The U.S. defense budget was of almost $ 400 billion a year at the beginning of the century. A similar figure than five years before (411bn in 1995). But this contention was blown after the attacks of 9-11. In 2002, budget went up 10% to 440 billion. It became 507bn in 2003, to 553bn in 2004, 580bn in 2005 and 588bn in 2006. When the crisis started in 2007, its defense budget increased up to $604bn, 50% more than in 2000. Since then, it has happened as follows: in 2008 the U.S. spent 650 billion on defense; in 2009, it allocated 700 billion, and in 2010 president Obama and Congress raised US military spending to its historical peak: 720bn. An 80% increase since the beginning of the century. Then the budget cuts took place: defense got 711 billion in 2011 and 669 billion last year.
The world’s second power, China, had a defense budget of only $37 in 2000, although it has not stopped increasing it since.
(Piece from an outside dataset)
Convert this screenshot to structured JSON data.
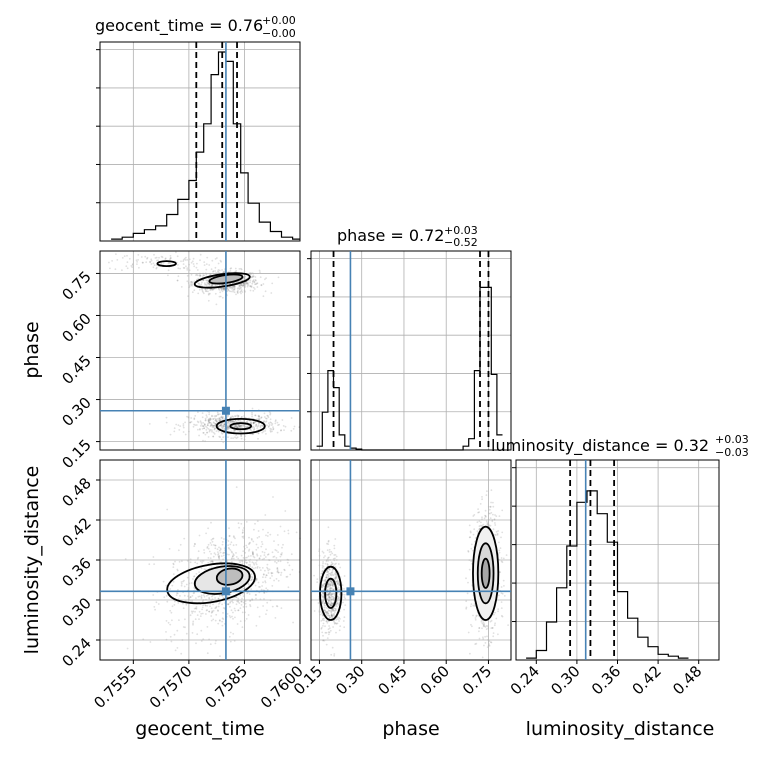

In 2007 it was of $96bn and in 2012 of $157bn.
There are almost 300 U.S. military bases around the planet (50,000 soldiers in Germany, 35,000 in Japan). American defense budget is today seven times Russia’s and four times China’s. The country is undoubtedly the world’s military leader. 40% or the world’s defense spending comes from the U.S. And Congress seems always willing to increase it, using the powerful argument that otherwise only criminals would have weapons. Seven out of the ten world’s most important weapon manufacturers are in the US, with Lockheed Martin -$36bn sales– in the first position of the ranking.
Also, since 9-11 there has been an increase of organizations and agencies related to defense and intelligence. According to The Washington Post in 2010, there are more than 3,000 of them employing 850,000 people.
When the first black president took office in the US, there was a feeling of hope. Five years later, the world has been able to appreciate the efforts that granted him the Nobel Prize. For example, bringing back the troops from Iraq and Afghanistan. Although he has been unable to close Guantanamo and some feel disappointed by that. And they seem surprised by the Obama administration taking part in the latest espionage and violation of privacy scandals, and its prosecution of Edward Snowden or WikiLeaks. They have been spying on their European partners, who hypocritically declare themselves outraged.
Those accusations have little ground because they come from those who are asking for a world’s moderator at the same time, for example in the case of Syria. And yet the US is cautiously refusing to be that referee, since they positively know how to enter Syria but they don’t have a clue of how to get out.
This crisis will change the world. Actually it already has. Analysts talk about a multi-polar world where the US hegemony will be diluted and there will be more decision makers. Asia will get a bigger role. This may apply for the economy but in the military sector the U.S. hegemony is clear. And it is probably better for us all, since competitiveness, although a very healthy thing in the corporate world, can be deadly in that front.